Estados de neuralgia

Liliana Pedroza Castillo

Liliana Pedroza Castillo. Foto de Alicia Arvayo.

Liliana Pedroza Castillo. Foto de Alicia Arvayo.

Es un dolor que comienza por las mañanas en la mandíbula, baja por el cuello y se extiende por los hombros. Despierto, antes de levantarme, identifico ese cosquilleo punzante que va de una parte a otra, concatenado, reconociendo el territorio. Hace unos días, el dolor empezó a caminar por el inicio de la espalda. A veces es sólo la mandíbula rígida y el hormigueo en el brazo derecho hasta mi puño hermético. He tenido que cortarme las uñas con cierta frecuencia, para no sentirlas enterradas en la palma de mi mano. El agua caliente de la ducha aminora la molestia muscular. Nunca he subido a un avión. Me da miedo. Imaginar incluso la sensación del despegue me paraliza la cara. No he viajado a ninguna parte, ni en bus ni en automóvil, pero he decidido comprar de esas almohadas de viaje que he visto en la televisión o en alguna película. Esos cabezales duros, en forma de U, que parecen no ser cómodos, pero ayudan a no lastimarse el cuello, según dicen.

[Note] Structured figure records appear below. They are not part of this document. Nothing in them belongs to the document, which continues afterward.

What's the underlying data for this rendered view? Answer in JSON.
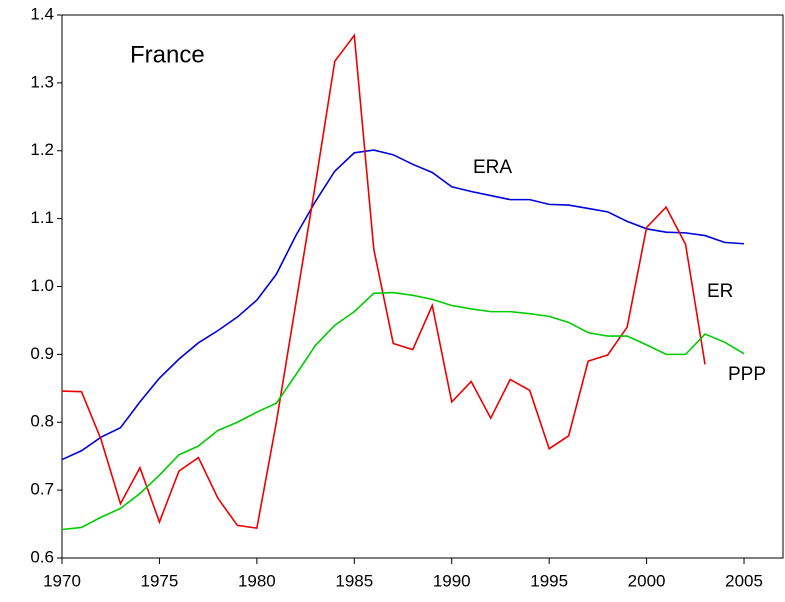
{
  "chart_data": {
    "type": "line",
    "title": "France",
    "x": [
      1970,
      1971,
      1972,
      1973,
      1974,
      1975,
      1976,
      1977,
      1978,
      1979,
      1980,
      1981,
      1982,
      1983,
      1984,
      1985,
      1986,
      1987,
      1988,
      1989,
      1990,
      1991,
      1992,
      1993,
      1994,
      1995,
      1996,
      1997,
      1998,
      1999,
      2000,
      2001,
      2002,
      2003,
      2004,
      2005
    ],
    "series": [
      {
        "name": "ERA",
        "color": "#0000dd",
        "values": [
          0.745,
          0.758,
          0.778,
          0.792,
          0.83,
          0.865,
          0.893,
          0.917,
          0.935,
          0.955,
          0.98,
          1.018,
          1.075,
          1.125,
          1.17,
          1.197,
          1.201,
          1.194,
          1.18,
          1.168,
          1.147,
          1.14,
          1.134,
          1.128,
          1.128,
          1.121,
          1.12,
          1.115,
          1.11,
          1.096,
          1.085,
          1.08,
          1.079,
          1.075,
          1.065,
          1.063
        ]
      },
      {
        "name": "ER",
        "color": "#ee0000",
        "values": [
          0.846,
          0.845,
          0.775,
          0.68,
          0.733,
          0.653,
          0.728,
          0.748,
          0.688,
          0.648,
          0.644,
          0.8,
          0.975,
          1.15,
          1.332,
          1.37,
          1.055,
          0.916,
          0.907,
          0.972,
          0.83,
          0.86,
          0.806,
          0.863,
          0.847,
          0.761,
          0.78,
          0.89,
          0.899,
          0.94,
          1.087,
          1.117,
          1.062,
          0.885,
          null,
          null
        ]
      },
      {
        "name": "PPP",
        "color": "#00cc00",
        "values": [
          0.642,
          0.645,
          0.66,
          0.673,
          0.695,
          0.722,
          0.752,
          0.765,
          0.788,
          0.8,
          0.815,
          0.828,
          0.87,
          0.913,
          0.943,
          0.963,
          0.99,
          0.991,
          0.987,
          0.981,
          0.972,
          0.967,
          0.963,
          0.963,
          0.96,
          0.956,
          0.947,
          0.932,
          0.927,
          0.927,
          0.914,
          0.9,
          0.9,
          0.93,
          0.918,
          0.901
        ]
      }
    ],
    "xlim": [
      1970,
      2007
    ],
    "xticks": [
      1970,
      1975,
      1980,
      1985,
      1990,
      1995,
      2000,
      2005
    ],
    "ylim": [
      0.6,
      1.4
    ],
    "yticks": [
      0.6,
      0.7,
      0.8,
      0.9,
      {
        "value": 1,
        "label": "1.0"
      },
      1.1,
      1.2,
      1.3,
      1.4
    ]
  }
}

Desde hace algunas noches me sueño dentro de un avión. Durante una semana completa se repitió la misma escena de subir a uno. Algunas veces he estado en el asiento del pasillo, otras junto a la ventana. Generalmente, el lugar de al lado está vacío, otras veo el brazo delgado de una mujer. Los sobrecargos daban indicaciones para casos de emergencia. Los miraba sin registrar lo que decían. Una azafata se acercaba para pedir que me abrochara el cinturón de seguridad. El momento del despegue no se producía o no lo recordaba. Fue cuando detecté la rigidez de la mandíbula y cierto problema dental. Un dolor de muelas se presentó sin dejarme dormir por dos noches. En ese espacio de tiempo sin sueños comencé a sentirme más relajado. Llegaba fatigado a la oficina pero sin esa molestia en la parte inferior de la cara. El problema bucal desapareció con unos cuantos analgésicos y pude dormir.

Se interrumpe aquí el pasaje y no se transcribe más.